Back in second year, I wrote an essay for my Listening to Music course comparing the first movement of Beethoven’s Symphony No.5 to the battles of a war. In the essay, I argued that the change in dynamics or speed in certain sections or the use of certain instruments recalled warfare. I argued that the main phrase of the movement, the famous dun-dun-dun-duuuuuuun, was a sergeant who fought many battles with varying results. The phrase is repeated several times throughout the piece but with slight variation. By changing the rhythm, the dynamics, or the syncopation in different sections of the song, Beethoven made the music feel as if it were moving through time. In the essay, I noted how the changes in the music occurred gradually, things flowed into each other without being abrupt. Beethoven’s balance of loud dynamic sections and periods of softer, slower music, evoked emotions ranging from anxiety to loss. 

A good story will follow a similar floor plan. Introduce your main character early and feature them regularly throughout the piece. The audience learns about the main character through their actions and their interactions with others throughout the story. There are high-energy scenes, like a battle, sandwiched between, perhaps, the intimacy of two soldiers in quiet conversation. What is important, as mentioned before, is subtle variation. If the main phrase were to be repeated over and over and over, the music wouldn’t be progress, it would repeat, as if in a loop. A visual equivalent would be someone walking in an unchanging scene where they don’t interact with anyone or anything, and where nothing interacts with them. 

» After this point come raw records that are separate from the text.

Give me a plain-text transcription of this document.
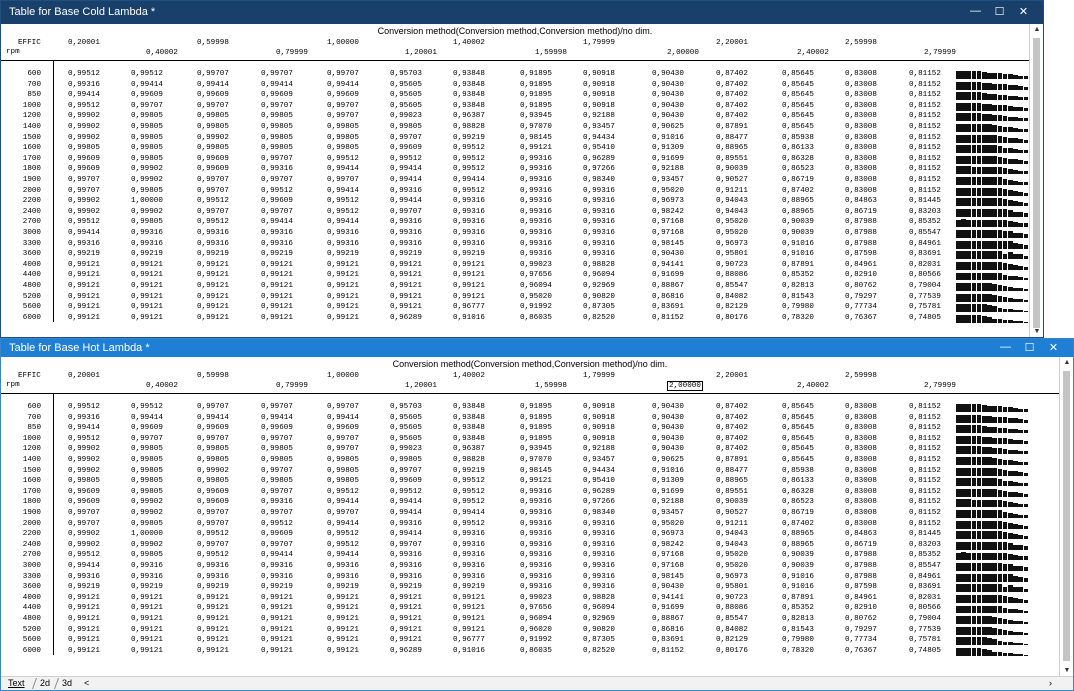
Table for Base Cold Lambda *	—	☐	✕
Conversion method(Conversion method,Conversion method)/no dim.
EFFIC
rpm
0,20001	0,59998	1,00000	1,40002	1,79999	2,20001	2,59998
0,40002	0,79999	1,20001	1,59998	2,00000	2,40002	2,79999
600	0,99512	0,99512	0,99707	0,99707	0,99707	0,95703	0,93848	0,91895	0,90918	0,90430	0,87402	0,85645	0,83008	0,81152
700	0,99316	0,99414	0,99414	0,99414	0,99414	0,95605	0,93848	0,91895	0,90918	0,90430	0,87402	0,85645	0,83008	0,81152
850	0,99414	0,99609	0,99609	0,99609	0,99609	0,95605	0,93848	0,91895	0,90918	0,90430	0,87402	0,85645	0,83008	0,81152
1000	0,99512	0,99707	0,99707	0,99707	0,99707	0,95605	0,93848	0,91895	0,90918	0,90430	0,87402	0,85645	0,83008	0,81152
1200	0,99902	0,99805	0,99805	0,99805	0,99707	0,99023	0,96387	0,93945	0,92188	0,90430	0,87402	0,85645	0,83008	0,81152
1400	0,99902	0,99805	0,99805	0,99805	0,99805	0,99805	0,98828	0,97070	0,93457	0,90625	0,87891	0,85645	0,83008	0,81152
1500	0,99902	0,99805	0,99902	0,99805	0,99805	0,99707	0,99219	0,98145	0,94434	0,91016	0,88477	0,85938	0,83008	0,81152
1600	0,99805	0,99805	0,99805	0,99805	0,99805	0,99609	0,99512	0,99121	0,95410	0,91309	0,88965	0,86133	0,83008	0,81152
1700	0,99609	0,99805	0,99609	0,99707	0,99512	0,99512	0,99512	0,99316	0,96289	0,91699	0,89551	0,86328	0,83008	0,81152
1800	0,99609	0,99902	0,99609	0,99316	0,99414	0,99414	0,99512	0,99316	0,97266	0,92188	0,90039	0,86523	0,83008	0,81152
1900	0,99707	0,99902	0,99707	0,99707	0,99707	0,99414	0,99414	0,99316	0,98340	0,93457	0,90527	0,86719	0,83008	0,81152
2000	0,99707	0,99805	0,99707	0,99512	0,99414	0,99316	0,99512	0,99316	0,99316	0,95020	0,91211	0,87402	0,83008	0,81152
2200	0,99902	1,00000	0,99512	0,99609	0,99512	0,99414	0,99316	0,99316	0,99316	0,96973	0,94043	0,88965	0,84863	0,81445
2400	0,99902	0,99902	0,99707	0,99707	0,99512	0,99707	0,99316	0,99316	0,99316	0,98242	0,94043	0,88965	0,86719	0,83203
2700	0,99512	0,99805	0,99512	0,99414	0,99414	0,99316	0,99316	0,99316	0,99316	0,97168	0,95020	0,90039	0,87988	0,85352
3000	0,99414	0,99316	0,99316	0,99316	0,99316	0,99316	0,99316	0,99316	0,99316	0,97168	0,95020	0,90039	0,87988	0,85547
3300	0,99316	0,99316	0,99316	0,99316	0,99316	0,99316	0,99316	0,99316	0,99316	0,98145	0,96973	0,91016	0,87988	0,84961
3600	0,99219	0,99219	0,99219	0,99219	0,99219	0,99219	0,99219	0,99316	0,99316	0,90430	0,95801	0,91016	0,87598	0,83691
4000	0,99121	0,99121	0,99121	0,99121	0,99121	0,99121	0,99121	0,99023	0,98828	0,94141	0,90723	0,87891	0,84961	0,82031
4400	0,99121	0,99121	0,99121	0,99121	0,99121	0,99121	0,99121	0,97656	0,96094	0,91699	0,88086	0,85352	0,82910	0,80566
4800	0,99121	0,99121	0,99121	0,99121	0,99121	0,99121	0,99121	0,96094	0,92969	0,88867	0,85547	0,82813	0,80762	0,79004
5200	0,99121	0,99121	0,99121	0,99121	0,99121	0,99121	0,99121	0,95020	0,90820	0,86816	0,84082	0,81543	0,79297	0,77539
5600	0,99121	0,99121	0,99121	0,99121	0,99121	0,99121	0,96777	0,91992	0,87305	0,83691	0,82129	0,79980	0,77734	0,75781
6000	0,99121	0,99121	0,99121	0,99121	0,99121	0,96289	0,91016	0,86035	0,82520	0,81152	0,80176	0,78320	0,76367	0,74805
▲
▼
Table for Base Hot Lambda *	—	☐	✕
Conversion method(Conversion method,Conversion method)/no dim.
EFFIC
rpm
0,20001	0,59998	1,00000	1,40002	1,79999	2,20001	2,59998
0,40002	0,79999	1,20001	1,59998	2,00000	2,40002	2,79999
600	0,99512	0,99512	0,99707	0,99707	0,99707	0,95703	0,93848	0,91895	0,90918	0,90430	0,87402	0,85645	0,83008	0,81152
700	0,99316	0,99414	0,99414	0,99414	0,99414	0,95605	0,93848	0,91895	0,90918	0,90430	0,87402	0,85645	0,83008	0,81152
850	0,99414	0,99609	0,99609	0,99609	0,99609	0,95605	0,93848	0,91895	0,90918	0,90430	0,87402	0,85645	0,83008	0,81152
1000	0,99512	0,99707	0,99707	0,99707	0,99707	0,95605	0,93848	0,91895	0,90918	0,90430	0,87402	0,85645	0,83008	0,81152
1200	0,99902	0,99805	0,99805	0,99805	0,99707	0,99023	0,96387	0,93945	0,92188	0,90430	0,87402	0,85645	0,83008	0,81152
1400	0,99902	0,99805	0,99805	0,99805	0,99805	0,99805	0,98828	0,97070	0,93457	0,90625	0,87891	0,85645	0,83008	0,81152
1500	0,99902	0,99805	0,99902	0,99707	0,99805	0,99707	0,99219	0,98145	0,94434	0,91016	0,88477	0,85938	0,83008	0,81152
1600	0,99805	0,99805	0,99805	0,99805	0,99805	0,99609	0,99512	0,99121	0,95410	0,91309	0,88965	0,86133	0,83008	0,81152
1700	0,99609	0,99805	0,99609	0,99707	0,99512	0,99512	0,99512	0,99316	0,96289	0,91699	0,89551	0,86328	0,83008	0,81152
1800	0,99609	0,99902	0,99609	0,99316	0,99414	0,99414	0,99512	0,99316	0,97266	0,92188	0,90039	0,86523	0,83008	0,81152
1900	0,99707	0,99902	0,99707	0,99707	0,99707	0,99414	0,99414	0,99316	0,98340	0,93457	0,90527	0,86719	0,83008	0,81152
2000	0,99707	0,99805	0,99707	0,99512	0,99414	0,99316	0,99512	0,99316	0,99316	0,95020	0,91211	0,87402	0,83008	0,81152
2200	0,99902	1,00000	0,99512	0,99609	0,99512	0,99414	0,99316	0,99316	0,99316	0,96973	0,94043	0,88965	0,84863	0,81445
2400	0,99902	0,99902	0,99707	0,99707	0,99512	0,99707	0,99316	0,99316	0,99316	0,98242	0,94043	0,88965	0,86719	0,83203
2700	0,99512	0,99805	0,99512	0,99414	0,99414	0,99316	0,99316	0,99316	0,99316	0,97168	0,95020	0,90039	0,87988	0,85352
3000	0,99414	0,99316	0,99316	0,99316	0,99316	0,99316	0,99316	0,99316	0,99316	0,97168	0,95020	0,90039	0,87988	0,85547
3300	0,99316	0,99316	0,99316	0,99316	0,99316	0,99316	0,99316	0,99316	0,99316	0,98145	0,96973	0,91016	0,87988	0,84961
3600	0,99219	0,99219	0,99219	0,99219	0,99219	0,99219	0,99219	0,99316	0,99316	0,90430	0,95801	0,91016	0,87598	0,83691
4000	0,99121	0,99121	0,99121	0,99121	0,99121	0,99121	0,99121	0,99023	0,98828	0,94141	0,90723	0,87891	0,84961	0,82031
4400	0,99121	0,99121	0,99121	0,99121	0,99121	0,99121	0,99121	0,97656	0,96094	0,91699	0,88086	0,85352	0,82910	0,80566
4800	0,99121	0,99121	0,99121	0,99121	0,99121	0,99121	0,99121	0,96094	0,92969	0,88867	0,85547	0,82813	0,80762	0,79004
5200	0,99121	0,99121	0,99121	0,99121	0,99121	0,99121	0,99121	0,96020	0,90820	0,86816	0,84082	0,81543	0,79297	0,77539
5600	0,99121	0,99121	0,99121	0,99121	0,99121	0,99121	0,96777	0,91992	0,87305	0,83691	0,82129	0,79980	0,77734	0,75781
6000	0,99121	0,99121	0,99121	0,99121	0,99121	0,96289	0,91016	0,86035	0,82520	0,81152	0,80176	0,78320	0,76367	0,74805
▲
▼
Text	2d	3d	<	›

Classical music has long been used to accompany plays, ballets and movies for just this reason; music tells a story by the way it opens, unfolds, and finally closes. For example, music from the Classical era (1750s-1820s) was usually divided into four sections: An allegro in sonata form, a slow movement, a scherzo or minuet in a triple metre, and a closing allegro. So, in theory, if you know this formula all you need to do is fill in sections with the instruments you need for the story you’re telling. 

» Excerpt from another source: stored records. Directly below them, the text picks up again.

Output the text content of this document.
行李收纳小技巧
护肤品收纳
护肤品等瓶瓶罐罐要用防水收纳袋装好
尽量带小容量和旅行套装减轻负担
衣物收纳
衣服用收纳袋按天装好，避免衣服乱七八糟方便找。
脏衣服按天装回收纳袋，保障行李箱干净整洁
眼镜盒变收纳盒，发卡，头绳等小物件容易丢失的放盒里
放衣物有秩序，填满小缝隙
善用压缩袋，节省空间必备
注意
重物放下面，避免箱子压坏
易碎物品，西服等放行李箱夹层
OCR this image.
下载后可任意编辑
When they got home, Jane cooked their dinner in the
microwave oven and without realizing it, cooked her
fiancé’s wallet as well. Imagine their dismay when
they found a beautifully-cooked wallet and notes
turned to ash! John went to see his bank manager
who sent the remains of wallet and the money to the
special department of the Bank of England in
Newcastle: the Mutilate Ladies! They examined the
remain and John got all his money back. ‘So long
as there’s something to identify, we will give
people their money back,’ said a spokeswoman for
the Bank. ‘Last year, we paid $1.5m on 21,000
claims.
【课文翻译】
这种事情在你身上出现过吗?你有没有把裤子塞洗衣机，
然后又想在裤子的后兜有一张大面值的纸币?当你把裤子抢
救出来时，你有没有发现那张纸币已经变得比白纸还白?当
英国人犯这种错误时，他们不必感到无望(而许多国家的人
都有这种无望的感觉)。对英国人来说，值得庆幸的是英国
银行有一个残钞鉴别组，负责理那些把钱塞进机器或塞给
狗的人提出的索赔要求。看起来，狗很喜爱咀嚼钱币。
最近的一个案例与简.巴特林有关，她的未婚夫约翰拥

But sadly, it’s not that simple. Experts and greats have a tendency to make complicated things seem effortless. They also tend to downplay the difficulty of said thing when they talk about it to non-experts. While people may say, “oh, it’s nothing, anybody could do it,” that doesn’t mean it’s easy to do or understand. Like flying a plane, knowing how to write well takes more than knowing the function of the buttons at your disposal. Yes, it’s helpful and possibly important to know the descriptive elements of visual art or the narrative flow of classical music when it comes to writing, but it is not enough to make one’s writing great. It’s up to you, the writer, to craft a piece with the right formula of structure and details. Let art inform and inspire you so that you can create your own.

Classical music has long been used to accompany plays, ballets and movies for just this reason; music tells a story by the way it opens, unfolds, and finally closes.